SEOUL: South Korea’s SK Hynix Inc warned on Wednesday (Oct 26) of an “unprecedented deterioration” in memory chip demand, deepening fears of global recession, and said it would slash investment after quarterly profit tumbled 60 per cent.
The world’s second-largest memory chipmaker, whose clients include Apple, said its investment in 2023 will be cut by more than 50 per cent – an echo of cuts the memory chip industry endured in the 2008-09 financial crisis that provides a stark portrait of the depth of a worldwide slowdown in tech demand.
Chipmakers had enjoyed a strong post-pandemic demand surge until early this year. But demand has turned sharply weaker in recent months as soaring inflation, rising interest rates and gloomy economic outlook have led consumers and businesses to tighten spending.
“We are hoping that the market will stabilise to some extent by second half of next year, but we are not ruling out the possibility of a longer downturn,” Kevin Noh, Chief Marketing Officer at SK Hynix, told analysts.
Investors looked beyond the bleak outlook to welcome the aggressive investment cut, sending SK Hynix shares 1.7 per cent higher in a bet the scale of the action would help control chip oversupply and prop up chip prices.
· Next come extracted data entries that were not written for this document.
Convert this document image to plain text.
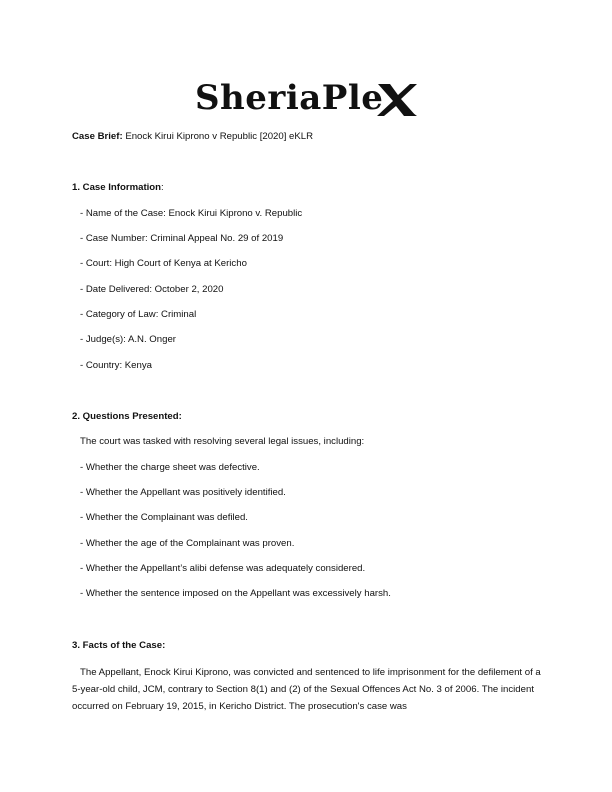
SheriaPle
Case Brief: Enock Kirui Kiprono v Republic [2020] eKLR
1. Case Information:
- Name of the Case: Enock Kirui Kiprono v. Republic
- Case Number: Criminal Appeal No. 29 of 2019
- Court: High Court of Kenya at Kericho
- Date Delivered: October 2, 2020
- Category of Law: Criminal
- Judge(s): A.N. Onger
- Country: Kenya
2. Questions Presented:
The court was tasked with resolving several legal issues, including:
- Whether the charge sheet was defective.
- Whether the Appellant was positively identified.
- Whether the Complainant was defiled.
- Whether the age of the Complainant was proven.
- Whether the Appellant’s alibi defense was adequately considered.
- Whether the sentence imposed on the Appellant was excessively harsh.
3. Facts of the Case:
The Appellant, Enock Kirui Kiprono, was convicted and sentenced to life imprisonment for the defilement of a 5-year-old child, JCM, contrary to Section 8(1) and (2) of the Sexual Offences Act No. 3 of 2006. The incident occurred on February 19, 2015, in Kericho District. The prosecution's case was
SK Hynix’s dire projections add to a flurry of warnings from US tech giants this week of faltering growth prospects. Microsoft on Tuesday projected quarterly revenue below Wall Street targets across its business units, including its cloud business and PC unit.
SK Hynix said its operating profit fell to 1.66 trillion won (US$1.16 billion) in the July to September quarter, from 4.2 trillion won a year earlier. The result was below analysts’ expectations of a 1.87 trillion won profit, according to Refinitiv SmartEstimate.
“Supply will continue to exceed demand for the time being,” SK Hynix said in a statement, pointing to a fall in notebook and smartphone shipments.
Memory chip prices plunged by 20 per cent as demand fell across all applications in the third quarter, SK Hynix said, citing dropping PC and smartphone shipments while data centres prioritised using up existing chip inventory.